Carmine Mari – Morte sulla Joannis

200

Editore Homo Scrivens / Collana Gatti neri e vicoli bui
Anno 2025
Genere Thriller storico
368 pagine – brossura


A ridosso del primo conflitto mondiale, in un clima particolare in cui l’Italia è in guerra con la Libia e in Armenia i Giovani Turchi hanno instaurato un clima di terrore, nel porto di Salerno, a causa del maltempo, approda una nave con passeggeri provenienti da diverse nazioni. Giunta in porto, la nave Joannis diventa luogo di un fatto increscioso: nella cabina n. 4 vengono trovati uccisi con colpi di arma da fuoco due uomini: Astryan, un intellettuale armeno/russo e Bennet, un commerciante inglese amante della fotografia.
Il fatto che vi siano due uomini uccisi all’interno della stessa cabina, con la stessa arma potrebbe non creare sorpresa, l’anomalia è nel proiettile. Infatti i due uomini sono stati freddati da proiettili diversi, inoltre fra i due non vi è apparente legame e dunque è oscuro anche il movente.

Indagano sul caso il commissario lombardo Merli e il cronista Edoardo Scannapieco che al mestiere di reporter affianca il lavoro come concierge tuttofare all’Hotel d’Angleterre, albergo in cui vengono ospitati i passeggeri della Joannis. L’hotel sarà teatro di passioni amorose, sguardi maliziosi, intrighi, seduzioni, buon cibo e l’omicidio di un altro passeggero, questa volta un belga. Gli interrogatori apriranno il sipario su probabili implicazioni dei servizi segreti e traffici illeciti apparentemente inutili alla soluzione del caso. Ma sarà davvero così?

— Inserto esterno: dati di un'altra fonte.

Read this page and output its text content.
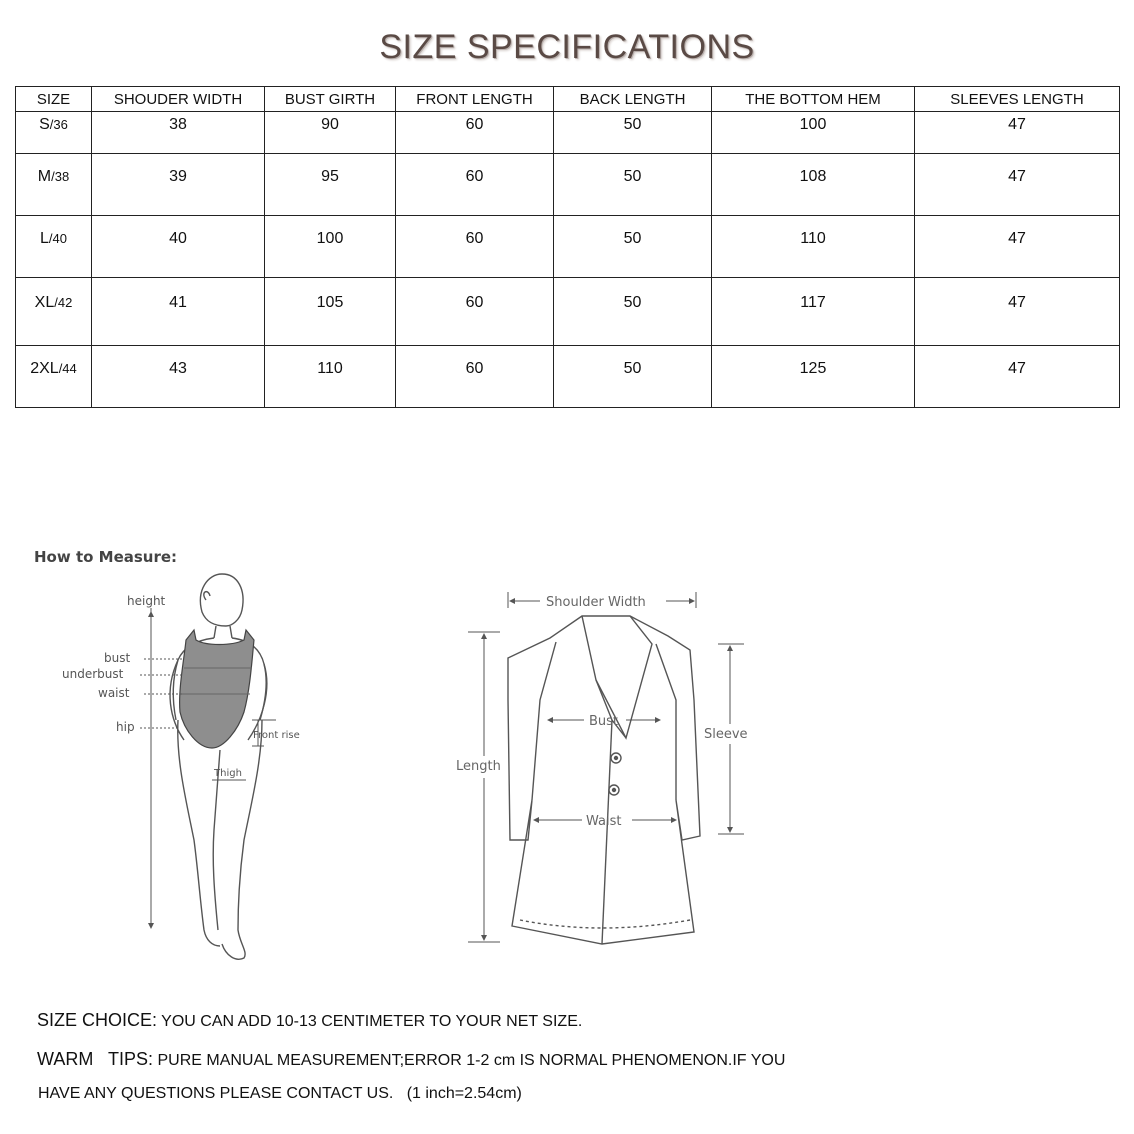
SIZE SPECIFICATIONS
SIZE	SHOUDER WIDTH	BUST GIRTH	FRONT LENGTH	BACK LENGTH	THE BOTTOM HEM	SLEEVES LENGTH
S/36	38	90	60	50	100	47
M/38	39	95	60	50	108	47
L/40	40	100	60	50	110	47
XL/42	41	105	60	50	117	47
2XL/44	43	110	60	50	125	47
How to Measure:
height
bust
underbust
waist
hip
Front rise
Thigh
Shoulder Width
Bust
Waist
Length
Sleeve
SIZE CHOICE: YOU CAN ADD 10-13 CENTIMETER TO YOUR NET SIZE.
WARM   TIPS: PURE MANUAL MEASUREMENT;ERROR 1-2 cm IS NORMAL PHENOMENON.IF YOU
HAVE ANY QUESTIONS PLEASE CONTACT US.   (1 inch=2.54cm)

Mari con questo romanzo apre una vetrina sulla storia dei primi del Novecento affrontando, grazie ai suoi personaggi, alcune delle questioni che hanno interessato l’Italia in quegli anni. Nei primi decenni del secolo scorso cominciavano a diffondersi le idee delle suffragette, delle lotte sindacali per le condizioni degli operai e per quelle ancor più deprecabili delle donne operaie toccando la delicata questione dello sfruttamento minorile. A questo si aggiunge lo sguardo sulla questione troppo poco affrontata della questione Armena e le conseguenze che ha provocato. Infine ho trovato interessante la costruzione dei personaggi femminili. Donne forti, determinate e soprattutto emancipate fuori dagli schemi che determinano il proprio e l’altrui destino.

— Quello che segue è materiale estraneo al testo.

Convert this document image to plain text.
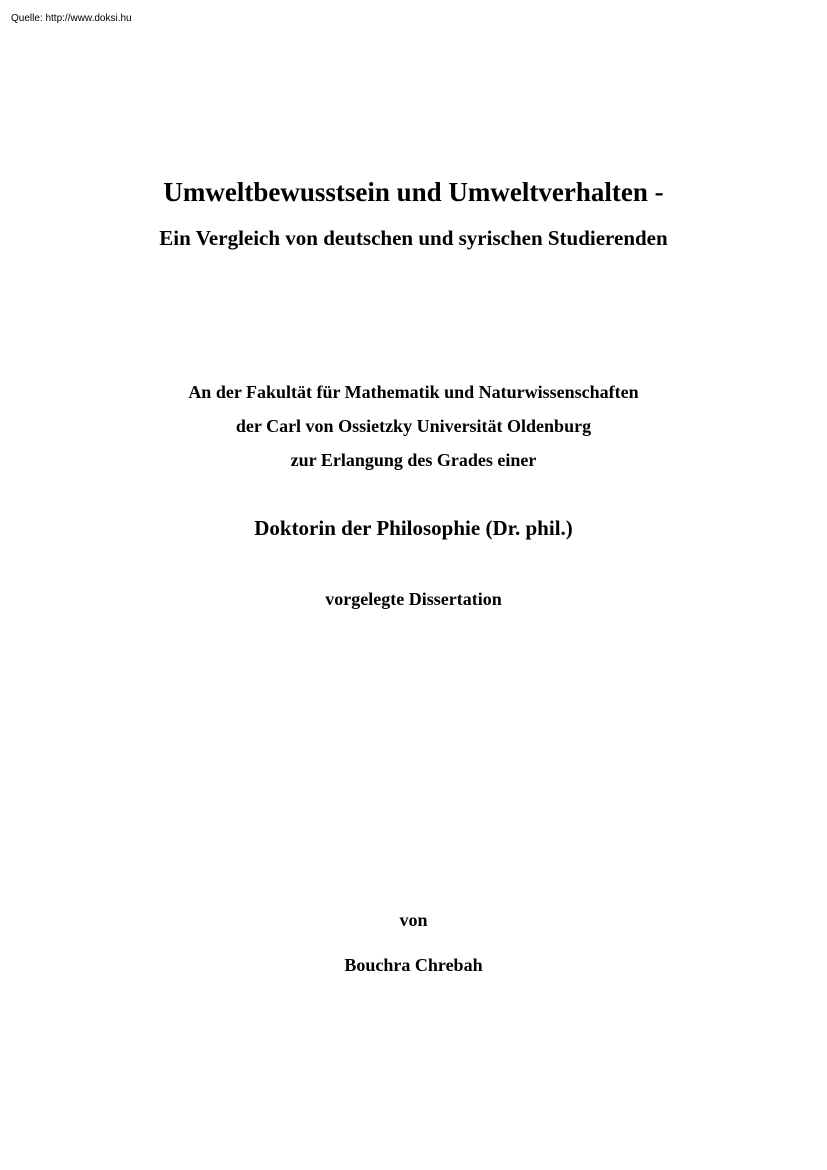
Quelle: http://www.doksi.hu
Umweltbewusstsein und Umweltverhalten -
Ein Vergleich von deutschen und syrischen Studierenden
An der Fakultät für Mathematik und Naturwissenschaften
der Carl von Ossietzky Universität Oldenburg
zur Erlangung des Grades einer
Doktorin der Philosophie (Dr. phil.)
vorgelegte Dissertation
von
Bouchra Chrebah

Un bel romanzo che ha tutto: innanzitutto una bella storia ma anche suspense, passione, e ironia con quello spirito “protettore di Santo Strafotte” cui qualche volta dovremmo votarci tutti. L’autore ci aveva già immersi nelle atmosfere dell’Hotel d’Angleterre con il romanzo omonimo, e con Morte sulla Joannis dimostra di conoscere non solo la Salerno del 1911 ma anche e soprattutto gli scenari della storia coeva ai fatti narrati al punto che la microstoria verosimile si insinua nella realtà storica con naturalezza e coesione e nel lettore può insinuarsi il sospetto che la vicenda narrata sia effettivamente accaduta,

Luciana Fredella


Lo scrittore:
Carmine Mari vive e lavora a Salerno. Fra i suoi romanzi Hotel d’Angleterre (2021), vincitore del premio letterario Giallo al centro di Rieti; Il fiore di Minerva (2022); L’alfiere d’Oriente (2024). Gatti neri e vicoli bui: Collana di narrativa in giallo e noir.